Bad actors are certainly going to try to flood the network with junk, to deny/degrade service (DoS attacks), attack peers (DDoS attacks), etc. How can this P2P network possibly survive such abuse?

The P2P packet relay protocol includes a sophisticated set of balancing techniques, which acts to ensure that no peer on the network places an outsized burden on other peers in the network.

Fluctuations and usage differences of course are a reality, but the protocol naturally resists the kinds of behaviors that bad actors rely on.

We've done a significant amount of modeling simulations and real-world field tests, and we're convinced that these types of attacks will ultimately prove impractical and not affect the ultimate trajectory and growth of our P2P network.

Is this like BitTorrent, Tor, Napster, Gnutella, etc?

The web's roots are P2P, and yes there have been a number of widely known (and sometimes infamous!) attempts to bring the web back to its P2P identity over the years; some good, some not so good. Most of these are focused on file sharing. We see a broader opportunity with P2P which is focused on connectivity, reduced infrastructure cost, and reduced complexity in general.

We think the time has come for the web to return to the P2P model by default, to dismantle the wasteful and unnecessarily complicated (and expensive!) centralization trend that has given rise to the age of the "cloud". There are more than enough consumer devices, many of them highly connected, to accomplish a de-centralization.
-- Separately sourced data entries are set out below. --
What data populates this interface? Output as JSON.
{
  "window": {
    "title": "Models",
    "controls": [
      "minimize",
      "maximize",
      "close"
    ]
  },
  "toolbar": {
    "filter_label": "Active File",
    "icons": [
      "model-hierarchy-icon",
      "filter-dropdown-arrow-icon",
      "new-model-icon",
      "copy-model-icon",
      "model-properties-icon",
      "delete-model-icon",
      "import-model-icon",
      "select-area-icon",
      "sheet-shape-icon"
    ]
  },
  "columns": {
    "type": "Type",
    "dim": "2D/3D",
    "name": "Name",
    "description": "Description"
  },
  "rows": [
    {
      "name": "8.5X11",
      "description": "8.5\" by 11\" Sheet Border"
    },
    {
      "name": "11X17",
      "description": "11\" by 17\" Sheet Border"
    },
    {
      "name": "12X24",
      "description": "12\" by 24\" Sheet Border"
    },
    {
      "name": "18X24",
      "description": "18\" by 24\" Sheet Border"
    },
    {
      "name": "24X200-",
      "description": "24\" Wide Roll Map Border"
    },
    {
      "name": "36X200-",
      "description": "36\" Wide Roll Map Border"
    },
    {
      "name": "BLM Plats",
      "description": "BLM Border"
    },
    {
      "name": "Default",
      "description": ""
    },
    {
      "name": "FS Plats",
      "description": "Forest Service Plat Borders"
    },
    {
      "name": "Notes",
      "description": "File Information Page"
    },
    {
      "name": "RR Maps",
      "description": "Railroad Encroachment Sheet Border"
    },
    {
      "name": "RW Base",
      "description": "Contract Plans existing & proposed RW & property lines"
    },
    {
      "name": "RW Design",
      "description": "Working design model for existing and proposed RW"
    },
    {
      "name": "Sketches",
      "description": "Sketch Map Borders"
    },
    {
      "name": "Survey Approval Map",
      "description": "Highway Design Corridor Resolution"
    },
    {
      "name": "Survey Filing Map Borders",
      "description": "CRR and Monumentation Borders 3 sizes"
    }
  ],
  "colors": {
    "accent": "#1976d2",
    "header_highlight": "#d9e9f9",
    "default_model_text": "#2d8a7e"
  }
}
While these changes have profound effects on improving how developers and businesses build and deliver experiences to consumers, it's the revolution of a user-centric web that most excites us.

Users don't need all of their data sent up to the cloud, nor do they want that. Users want privacy by default. Users don't need or want to be tracked with every single click or keystroke. Users don't want to wait, staring at spinners, while entire applications full of tens of megabytes of images, fonts, and JS code re-download every single page load. Users don't want or need walled-garden app stores to single-handedly decide what apps they're allowed to access, or how they're allowed to communicate and collaborate using those apps. Users don't want experiences that only work if they have a perfect internet connection, and die or are unavailable when wifi gets spotty.

All of these are hallmarks of the web as it is today, and all of these are tricks designed to work in favor of big centralized companies that slurp up all our data and then charge us rent to hold it. All of these are user-hostile behaviors that for the most part users can't opt out of, but overwhelmingly don't actually want.

Socket is a foundational building block that we believe can help usher in a new age of the web, one that puts users first. One that blurs the lines between websites and apps, and puts all those amazing experiences right on users' devices for them to use instantly, no matter where they are or what kind of internet connection they have (or not!). One that defaults to a local-first (or even local-only!) model that protects users' information by default.

Putting developers in control, and moreover putting users in control, isn't a fad or a phase. We think it's exactly where the web has to go to survive, and we believe it's where everyone that builds for the web will shift to eventually. Those are admittedly pretty big aspirations and goals, but they're far from unrealistic or naive.